Quand une erreur apparemment bénigne sur une ordonnance de mise en accusation peut aboutir à la disparition d’un procès criminel.

Quand on reçoit l’ordonnance par laquelle le Juge d’instruction prend sa décision finale, on ne lit pas d’emblée les détails de rédaction, on regarde directement le sens de cette décision : renvoi du mis en examen devant une juridiction de jugement, ou non-lieu à un tel renvoi.

C’est seulement quand il y a une surprise, qu’on se met à regarder le reste, les détails.
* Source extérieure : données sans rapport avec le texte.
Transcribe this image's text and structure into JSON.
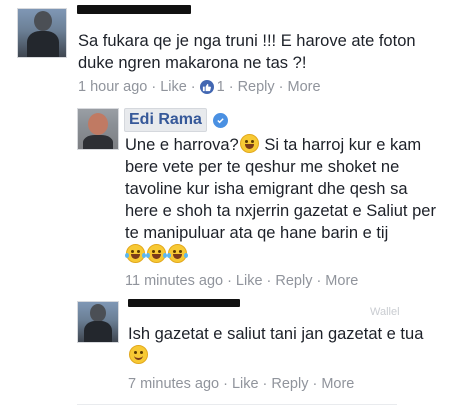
{
  "comments": [
    {
      "text": "Sa fukara qe je nga truni !!! E harove ate foton duke ngren makarona ne tas ?!",
      "time": "1 hour ago",
      "like": "Like",
      "like_count": "1",
      "reply": "Reply",
      "more": "More"
    }
  ],
  "reply_main": {
    "author": "Edi Rama",
    "text_before_emoji": "Une e harrova?",
    "text_after_emoji": " Si ta harroj kur e kam bere vete per te qeshur me shoket ne tavoline kur isha emigrant dhe qesh sa here e shoh ta nxjerrin gazetat e Saliut per te manipuluar ata qe hane barin e tij",
    "time": "11 minutes ago",
    "like": "Like",
    "reply": "Reply",
    "more": "More"
  },
  "reply_second": {
    "author_partial": "Wallel",
    "text": "Ish gazetat e saliut tani jan gazetat e tua",
    "time": "7 minutes ago",
    "like": "Like",
    "reply": "Reply",
    "more": "More"
  },
  "colors": {
    "link": "#365899",
    "meta": "#90949c",
    "like_blue": "#4267b2",
    "verified": "#4a90e2"
  }
}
Mais quand il n’y en a pas, à quoi bon ? Tout va bien. Oui, tout allait bien, le juge d’instruction avait « mis en accusation devant la Cour d’assises de Seine Saint-Denis » mon adversaire, je pouvais à la rigueur arrêter là ma lecture, je savais très bien pourquoi cette décision était prise. En plus, mes yeux avaient glissé, même si c’était de façon un peu floue, sur quelques mots familiers, dans les lignes d’après, qui me confortaient : « d’avoir, à Rosny sous-Bois, entre le 1er mai 1992 et le 30 juin 1992… avec violence, contrainte, menace ou surprise… avec cette circonstance que les faits ont été commis sur un mineur… ». Voilà, il allait donc être jugé pour viol sur mineur de quinze ans.

Par un réflexe purement organisationnel, je passais à la Cour d’assises scruter son calendrier, pour avoir une (très) vague idée du moment où serait audiencée cette affaire. Et c’est à l’occasion de mon dialogue avec cette greffière formidablement avisée que nous avons constaté la (potentiellement) funeste erreur : l’ordonnance renvoyait certes devant la Cour d’assises, mais pour un… délit ! En effet, elle qualifiait les faits d’atteintes sexuelles, et non de viol !
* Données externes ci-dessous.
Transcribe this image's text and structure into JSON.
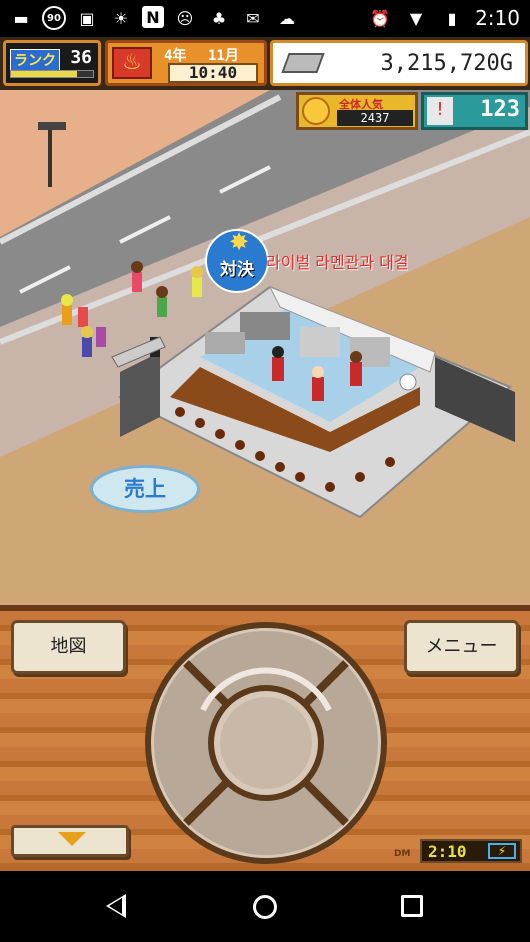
{
  "status_bar": {
    "time": "2:10",
    "notification_badge": "90",
    "icons": [
      "message-icon",
      "badge-90-icon",
      "image-icon",
      "weather-icon",
      "n-icon",
      "emoji-icon",
      "android-icon",
      "mail-icon",
      "cloud-icon"
    ],
    "right_icons": [
      "alarm-icon",
      "wifi-icon",
      "battery-icon"
    ]
  },
  "hud": {
    "rank_label": "ランク",
    "rank_value": "36",
    "rank_progress": 0.8,
    "year_label": "4年",
    "month_label": "11月",
    "time": "10:40",
    "money": "3,215,720G",
    "popularity_label": "全体人気",
    "popularity_value": "2437",
    "rival_value": "123"
  },
  "scene": {
    "vs_label": "対決",
    "vs_caption": "라이벌 라멘관과 대결",
    "sales_button": "売上"
  },
  "controller": {
    "map_button": "地図",
    "menu_button": "メニュー",
    "clock_time": "2:10",
    "clock_tag": "DM"
  },
  "colors": {
    "accent_orange": "#d88a2a",
    "wood": "#c8783a",
    "sales_blue": "#2a7ad0",
    "caption_red": "#e82a2a"
  }
}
Une erreur « de plume » (ou plutôt de clavier), évidemment. Les faits étaient clairs, il ne s’était jamais agi de débattre sur une simple atteinte, mais bien sur une pénétration, et ne restait plus qu’à juger oui ou non, tout ou rien, mais pas au milieu, il n’en avait jamais été question, et cela ne résultait aucunement de la défense du mis en examen, qui ne plaidait « que » le consentement, mais pas l’absence de pénétration. Le juge d’instruction ne pouvait donc pas avoir changé son fusil d’épaule, il s’était juste trompé.

Mais impossible d’aller lui en parler pour qu’il corrige cette erreur purement matérielle, l’ordonnance avait été notifiée.

Il fallait donc former un recours devant la chambre de l’instruction, avec toute la lourdeur (procédure, délais…) qui s’ensuit, pour cette simple erreur.

Aussi lourde que fût cette démarche, elle était d’une nécessité absolue.

Ce n’est pas la juridiction saisie, qui me gênait. Cour d’assises ou tribunal correctionnel, il est toujours un peu hasardeux de parier sur laquelle sera le plus favorable, du moins quand la question du quantum de la peine n’a pas en elle-même une incidence décisive.

En l’occurrence, il y avait certes une différence non négligeable de peine encourue (c’est-à-dire maximale), puisqu’elle est de 20 ans en matière de viol sur mineur de 15 ans, et de 7 ans en matière d’ atteinte sexuelle sur mineur de 15 ans.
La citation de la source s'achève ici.